Pus loin, sont rapportés des propos du ministre qui déclare que "Le gouvernement ne faillira

pas à son devoir" et la réponse de Paul Cibrie rétorquant que "Le corps médical ne faillira pas au sien". Le texte rapporte également les propos du ministre commentant devant le Sénat une

lettre qu'il a reçu de Paul Cibrie : "Une lettre qu'à sa place je n'aurais jamais envoyée car elle

contient certaines phrases qu'un français ne devrait jamais écrire. On ne dois jamais dire, par exemple, qu'on refuse de collaborer à une loi".

Paul Cibrie, en homme plein de ressources, s'adressera le 15 décembre 1929 à 10 000 militants réunis par la CGT pour réclamer l'application de la loi du 5 avril 1928. Il exposera la position du corps médical et déclenchera un concert de protestations.

Devant l'opposition conjointe des syndicats, des patrons, des agriculteurs, des mutualistes et des médecins, une nouvelle loi sera votée le 30 avril 1930 instituant l'affiliation obligatoire des salariés de l'industrie et du commerce sur la base d'un critère de revenu.

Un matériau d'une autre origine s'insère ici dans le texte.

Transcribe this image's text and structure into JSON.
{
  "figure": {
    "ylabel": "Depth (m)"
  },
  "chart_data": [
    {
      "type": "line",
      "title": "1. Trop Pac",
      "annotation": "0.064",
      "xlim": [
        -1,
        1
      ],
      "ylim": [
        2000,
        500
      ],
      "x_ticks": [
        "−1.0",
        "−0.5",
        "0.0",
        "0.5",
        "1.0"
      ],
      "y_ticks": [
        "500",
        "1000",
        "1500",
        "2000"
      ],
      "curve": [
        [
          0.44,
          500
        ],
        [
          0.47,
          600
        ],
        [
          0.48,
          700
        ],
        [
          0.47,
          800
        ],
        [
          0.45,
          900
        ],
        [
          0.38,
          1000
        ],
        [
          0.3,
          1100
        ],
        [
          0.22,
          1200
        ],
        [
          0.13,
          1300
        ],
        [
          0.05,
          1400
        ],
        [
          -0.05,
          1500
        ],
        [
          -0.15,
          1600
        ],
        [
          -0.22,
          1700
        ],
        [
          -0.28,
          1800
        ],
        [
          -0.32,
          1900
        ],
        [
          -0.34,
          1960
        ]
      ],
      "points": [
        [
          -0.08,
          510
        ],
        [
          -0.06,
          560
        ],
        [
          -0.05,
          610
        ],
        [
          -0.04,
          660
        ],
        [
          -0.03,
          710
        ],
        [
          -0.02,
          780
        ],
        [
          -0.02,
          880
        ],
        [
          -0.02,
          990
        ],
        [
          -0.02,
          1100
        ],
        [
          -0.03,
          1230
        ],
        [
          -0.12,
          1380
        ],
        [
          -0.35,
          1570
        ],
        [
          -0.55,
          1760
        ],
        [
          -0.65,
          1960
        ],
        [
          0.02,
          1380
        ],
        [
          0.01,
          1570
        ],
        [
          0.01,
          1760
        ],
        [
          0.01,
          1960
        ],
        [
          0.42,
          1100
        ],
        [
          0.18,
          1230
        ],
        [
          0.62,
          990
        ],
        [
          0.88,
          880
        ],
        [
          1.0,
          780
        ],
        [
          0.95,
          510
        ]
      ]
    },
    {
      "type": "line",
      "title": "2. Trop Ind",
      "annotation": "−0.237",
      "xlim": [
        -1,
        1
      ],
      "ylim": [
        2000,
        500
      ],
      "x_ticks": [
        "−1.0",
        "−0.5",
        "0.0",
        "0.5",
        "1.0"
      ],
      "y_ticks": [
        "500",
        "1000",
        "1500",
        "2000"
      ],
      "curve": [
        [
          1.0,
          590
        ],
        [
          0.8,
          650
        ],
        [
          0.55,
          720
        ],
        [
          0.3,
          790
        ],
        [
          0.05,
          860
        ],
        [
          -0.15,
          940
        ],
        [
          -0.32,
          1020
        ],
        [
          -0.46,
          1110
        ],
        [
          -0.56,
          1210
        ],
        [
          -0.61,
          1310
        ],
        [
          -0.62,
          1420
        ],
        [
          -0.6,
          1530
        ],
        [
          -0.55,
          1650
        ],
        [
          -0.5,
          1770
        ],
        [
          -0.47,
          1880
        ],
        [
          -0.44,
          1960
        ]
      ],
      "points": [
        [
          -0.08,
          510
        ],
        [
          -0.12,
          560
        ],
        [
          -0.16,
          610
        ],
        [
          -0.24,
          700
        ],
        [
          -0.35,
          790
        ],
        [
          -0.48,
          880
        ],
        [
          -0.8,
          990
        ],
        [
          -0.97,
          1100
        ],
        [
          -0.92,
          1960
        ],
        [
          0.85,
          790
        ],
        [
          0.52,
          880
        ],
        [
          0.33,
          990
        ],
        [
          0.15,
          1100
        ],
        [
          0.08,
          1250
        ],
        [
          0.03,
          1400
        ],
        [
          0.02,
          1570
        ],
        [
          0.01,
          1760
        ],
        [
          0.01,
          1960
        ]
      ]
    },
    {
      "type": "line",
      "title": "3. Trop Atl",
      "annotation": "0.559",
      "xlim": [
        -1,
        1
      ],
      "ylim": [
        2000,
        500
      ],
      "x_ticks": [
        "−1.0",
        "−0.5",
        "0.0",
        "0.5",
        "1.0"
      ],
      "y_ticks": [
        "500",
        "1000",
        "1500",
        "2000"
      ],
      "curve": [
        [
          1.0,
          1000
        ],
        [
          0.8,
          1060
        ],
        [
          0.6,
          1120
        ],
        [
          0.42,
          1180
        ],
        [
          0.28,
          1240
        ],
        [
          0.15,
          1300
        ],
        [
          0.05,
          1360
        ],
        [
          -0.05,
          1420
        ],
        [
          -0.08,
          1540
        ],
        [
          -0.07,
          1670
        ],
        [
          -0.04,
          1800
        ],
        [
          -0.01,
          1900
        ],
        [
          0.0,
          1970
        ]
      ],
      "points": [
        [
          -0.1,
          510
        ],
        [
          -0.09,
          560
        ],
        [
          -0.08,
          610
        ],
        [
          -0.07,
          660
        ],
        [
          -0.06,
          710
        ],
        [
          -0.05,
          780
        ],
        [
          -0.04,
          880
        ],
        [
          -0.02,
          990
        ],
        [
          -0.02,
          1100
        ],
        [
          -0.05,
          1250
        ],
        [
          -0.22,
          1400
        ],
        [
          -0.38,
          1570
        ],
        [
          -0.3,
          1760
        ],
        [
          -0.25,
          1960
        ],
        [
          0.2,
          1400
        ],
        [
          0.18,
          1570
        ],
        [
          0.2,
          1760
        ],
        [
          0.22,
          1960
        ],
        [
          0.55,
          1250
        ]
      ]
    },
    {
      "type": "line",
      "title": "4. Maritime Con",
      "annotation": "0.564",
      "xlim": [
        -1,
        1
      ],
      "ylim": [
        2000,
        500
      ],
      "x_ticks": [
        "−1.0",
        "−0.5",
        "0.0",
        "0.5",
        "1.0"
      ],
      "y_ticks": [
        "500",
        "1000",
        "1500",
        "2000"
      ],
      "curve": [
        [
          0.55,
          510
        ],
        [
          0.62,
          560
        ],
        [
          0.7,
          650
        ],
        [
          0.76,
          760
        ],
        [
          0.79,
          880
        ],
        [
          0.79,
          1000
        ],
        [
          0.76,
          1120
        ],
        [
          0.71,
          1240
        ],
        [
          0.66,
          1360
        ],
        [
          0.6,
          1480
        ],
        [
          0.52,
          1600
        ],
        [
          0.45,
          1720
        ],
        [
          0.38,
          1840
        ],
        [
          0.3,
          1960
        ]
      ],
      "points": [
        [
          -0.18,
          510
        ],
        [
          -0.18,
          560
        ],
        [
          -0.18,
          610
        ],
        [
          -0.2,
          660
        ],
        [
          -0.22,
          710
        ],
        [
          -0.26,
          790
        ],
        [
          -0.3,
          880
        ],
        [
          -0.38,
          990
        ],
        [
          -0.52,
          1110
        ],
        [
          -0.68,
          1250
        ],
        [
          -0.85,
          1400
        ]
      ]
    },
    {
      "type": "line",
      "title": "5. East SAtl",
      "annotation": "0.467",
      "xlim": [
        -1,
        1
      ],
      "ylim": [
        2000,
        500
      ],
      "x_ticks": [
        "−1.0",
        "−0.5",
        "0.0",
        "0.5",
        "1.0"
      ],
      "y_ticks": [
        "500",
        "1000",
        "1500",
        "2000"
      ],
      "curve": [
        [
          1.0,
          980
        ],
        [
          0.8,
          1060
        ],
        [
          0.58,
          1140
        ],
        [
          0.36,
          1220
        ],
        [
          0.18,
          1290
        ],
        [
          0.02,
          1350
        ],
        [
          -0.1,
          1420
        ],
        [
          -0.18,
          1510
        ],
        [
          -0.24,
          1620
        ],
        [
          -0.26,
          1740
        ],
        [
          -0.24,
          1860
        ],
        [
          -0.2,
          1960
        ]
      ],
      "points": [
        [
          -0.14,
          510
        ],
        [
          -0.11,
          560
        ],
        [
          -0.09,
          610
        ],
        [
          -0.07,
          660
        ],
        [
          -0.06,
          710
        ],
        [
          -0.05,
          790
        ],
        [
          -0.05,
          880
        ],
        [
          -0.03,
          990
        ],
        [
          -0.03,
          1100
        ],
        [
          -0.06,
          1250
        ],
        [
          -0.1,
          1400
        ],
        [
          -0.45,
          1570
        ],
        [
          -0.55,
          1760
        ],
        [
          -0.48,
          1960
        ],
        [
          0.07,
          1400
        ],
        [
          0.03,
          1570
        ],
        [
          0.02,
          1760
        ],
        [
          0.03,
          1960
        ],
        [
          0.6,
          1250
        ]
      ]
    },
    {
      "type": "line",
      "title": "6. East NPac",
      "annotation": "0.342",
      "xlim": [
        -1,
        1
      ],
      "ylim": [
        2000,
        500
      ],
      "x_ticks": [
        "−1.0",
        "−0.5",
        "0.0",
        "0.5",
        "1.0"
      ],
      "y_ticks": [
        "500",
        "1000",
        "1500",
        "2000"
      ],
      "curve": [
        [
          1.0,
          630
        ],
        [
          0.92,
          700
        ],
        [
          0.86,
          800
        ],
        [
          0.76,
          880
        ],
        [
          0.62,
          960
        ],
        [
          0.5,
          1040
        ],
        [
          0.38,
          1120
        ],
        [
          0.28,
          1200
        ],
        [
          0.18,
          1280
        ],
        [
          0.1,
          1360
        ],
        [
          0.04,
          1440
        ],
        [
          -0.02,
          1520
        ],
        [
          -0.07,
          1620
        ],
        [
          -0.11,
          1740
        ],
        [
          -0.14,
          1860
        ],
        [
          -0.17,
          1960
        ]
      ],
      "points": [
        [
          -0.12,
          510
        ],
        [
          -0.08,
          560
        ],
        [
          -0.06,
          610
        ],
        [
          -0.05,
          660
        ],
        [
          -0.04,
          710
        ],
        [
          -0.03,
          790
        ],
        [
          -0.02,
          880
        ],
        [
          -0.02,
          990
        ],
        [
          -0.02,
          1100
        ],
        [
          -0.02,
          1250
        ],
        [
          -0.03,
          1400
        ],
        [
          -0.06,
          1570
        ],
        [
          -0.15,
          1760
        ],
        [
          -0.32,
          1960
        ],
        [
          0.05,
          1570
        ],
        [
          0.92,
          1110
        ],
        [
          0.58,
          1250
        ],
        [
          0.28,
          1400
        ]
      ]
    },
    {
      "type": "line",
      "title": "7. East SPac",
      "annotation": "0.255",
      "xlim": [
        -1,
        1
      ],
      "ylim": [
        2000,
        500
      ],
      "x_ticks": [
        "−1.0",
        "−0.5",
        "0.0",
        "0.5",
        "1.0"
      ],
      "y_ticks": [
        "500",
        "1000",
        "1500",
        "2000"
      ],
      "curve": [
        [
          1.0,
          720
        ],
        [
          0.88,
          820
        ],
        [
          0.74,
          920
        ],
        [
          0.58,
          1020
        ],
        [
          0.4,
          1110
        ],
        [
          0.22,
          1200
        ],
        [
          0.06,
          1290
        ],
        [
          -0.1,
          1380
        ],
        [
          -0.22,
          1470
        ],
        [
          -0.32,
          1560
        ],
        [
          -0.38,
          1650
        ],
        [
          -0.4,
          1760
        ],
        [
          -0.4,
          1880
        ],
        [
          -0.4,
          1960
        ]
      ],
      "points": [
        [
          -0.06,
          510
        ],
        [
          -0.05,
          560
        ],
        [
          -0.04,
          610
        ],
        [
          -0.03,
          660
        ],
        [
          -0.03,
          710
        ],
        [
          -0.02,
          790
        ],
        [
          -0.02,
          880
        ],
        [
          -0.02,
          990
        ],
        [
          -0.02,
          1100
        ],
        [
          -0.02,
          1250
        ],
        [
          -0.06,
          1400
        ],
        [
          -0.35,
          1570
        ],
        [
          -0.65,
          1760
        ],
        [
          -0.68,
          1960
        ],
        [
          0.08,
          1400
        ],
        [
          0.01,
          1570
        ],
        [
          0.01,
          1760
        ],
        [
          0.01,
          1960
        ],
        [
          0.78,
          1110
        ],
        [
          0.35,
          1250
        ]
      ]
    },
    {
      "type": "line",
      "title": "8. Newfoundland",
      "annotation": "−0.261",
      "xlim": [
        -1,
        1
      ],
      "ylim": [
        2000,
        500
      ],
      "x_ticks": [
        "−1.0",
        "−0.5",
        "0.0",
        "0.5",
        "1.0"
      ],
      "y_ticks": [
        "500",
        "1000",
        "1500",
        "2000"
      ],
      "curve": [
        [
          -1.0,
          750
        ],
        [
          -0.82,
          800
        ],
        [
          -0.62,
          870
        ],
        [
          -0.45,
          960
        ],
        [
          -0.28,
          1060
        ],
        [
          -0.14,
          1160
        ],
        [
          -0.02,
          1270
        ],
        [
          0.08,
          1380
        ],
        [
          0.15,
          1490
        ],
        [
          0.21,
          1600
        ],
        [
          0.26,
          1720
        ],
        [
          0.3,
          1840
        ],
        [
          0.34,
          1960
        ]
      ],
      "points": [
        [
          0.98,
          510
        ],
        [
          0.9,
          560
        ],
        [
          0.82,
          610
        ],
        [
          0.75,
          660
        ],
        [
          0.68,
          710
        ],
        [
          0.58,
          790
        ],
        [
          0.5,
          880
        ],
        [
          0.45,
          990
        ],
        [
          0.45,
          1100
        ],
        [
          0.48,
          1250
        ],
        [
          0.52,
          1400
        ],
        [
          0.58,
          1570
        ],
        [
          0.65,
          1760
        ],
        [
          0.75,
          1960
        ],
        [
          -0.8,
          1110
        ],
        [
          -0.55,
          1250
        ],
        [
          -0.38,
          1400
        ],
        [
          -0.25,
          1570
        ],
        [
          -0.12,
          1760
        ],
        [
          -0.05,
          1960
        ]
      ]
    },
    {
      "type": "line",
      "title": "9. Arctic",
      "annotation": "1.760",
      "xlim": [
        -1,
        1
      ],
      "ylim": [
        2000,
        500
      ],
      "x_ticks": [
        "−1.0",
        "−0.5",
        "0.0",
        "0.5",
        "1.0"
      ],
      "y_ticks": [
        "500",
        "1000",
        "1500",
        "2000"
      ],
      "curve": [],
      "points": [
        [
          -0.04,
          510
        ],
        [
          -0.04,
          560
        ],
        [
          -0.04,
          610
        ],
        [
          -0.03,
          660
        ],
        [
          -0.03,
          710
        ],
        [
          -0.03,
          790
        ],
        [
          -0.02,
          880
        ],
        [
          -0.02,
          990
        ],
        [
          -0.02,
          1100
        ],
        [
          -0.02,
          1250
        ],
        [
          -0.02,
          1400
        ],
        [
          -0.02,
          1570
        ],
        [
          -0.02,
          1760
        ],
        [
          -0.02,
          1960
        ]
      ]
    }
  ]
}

C'est le principe du plafond d'affiliation.

La loi du 30 avril 1930 consacrera le "libéralisme à la française" fait d'interventionnisme étatique et d'initiative privée (Gueslin 1997). Des caisses primaires de sécurité sociale peuvent être librement créées, les mutuelles y trouvant leur place et, pour les médecins, le principe de l'entente directe est respecté alors que des conventions fixent des tarifs médicaux de responsabilité.

Le corps médical ayant vu ses revendications satisfaites, la CSMF, réunie en assemblée générale extraordinaire le 27 juillet 1930 approuve la loi du 30 avril de la même année par 13001 voix contre 1668 (Hassenteufel 1997).

Comme nous venons de le voir, la loi du 30 avril 1930 respectait deux principes auxquels les médecins étaient particulièrement attachés, l'entente directe et les tarifs de responsabilité. Autrement dit, les médecins gardaient toute liberté pour fixer leurs tarifs minimaux. Ils n'étaient pas liés par le tarif syndical et seuls les sous-tarifs faisaient l'objet d'une poursuite. Par ailleurs, de nombreux accords mutualistes ont perduré avec des tarifs opposables aux médecins. Dans certaines régions comme la Bretagne, les caisses régionales négociaient également des conventions sur la base d'un tarif opposable. Les conventions étaient libres, sans procédure d'approbation, entraînant un important contentieux.

Cette situation subsistera jusqu'en 1940. Une ordonnance du 7 octobre 1940 signée par le maréchal Pétain dissoudra les syndicats. Ils ne seront autorisés à nouveau que par une ordonnance du gouvernement provisoire du 14 décembre 1944.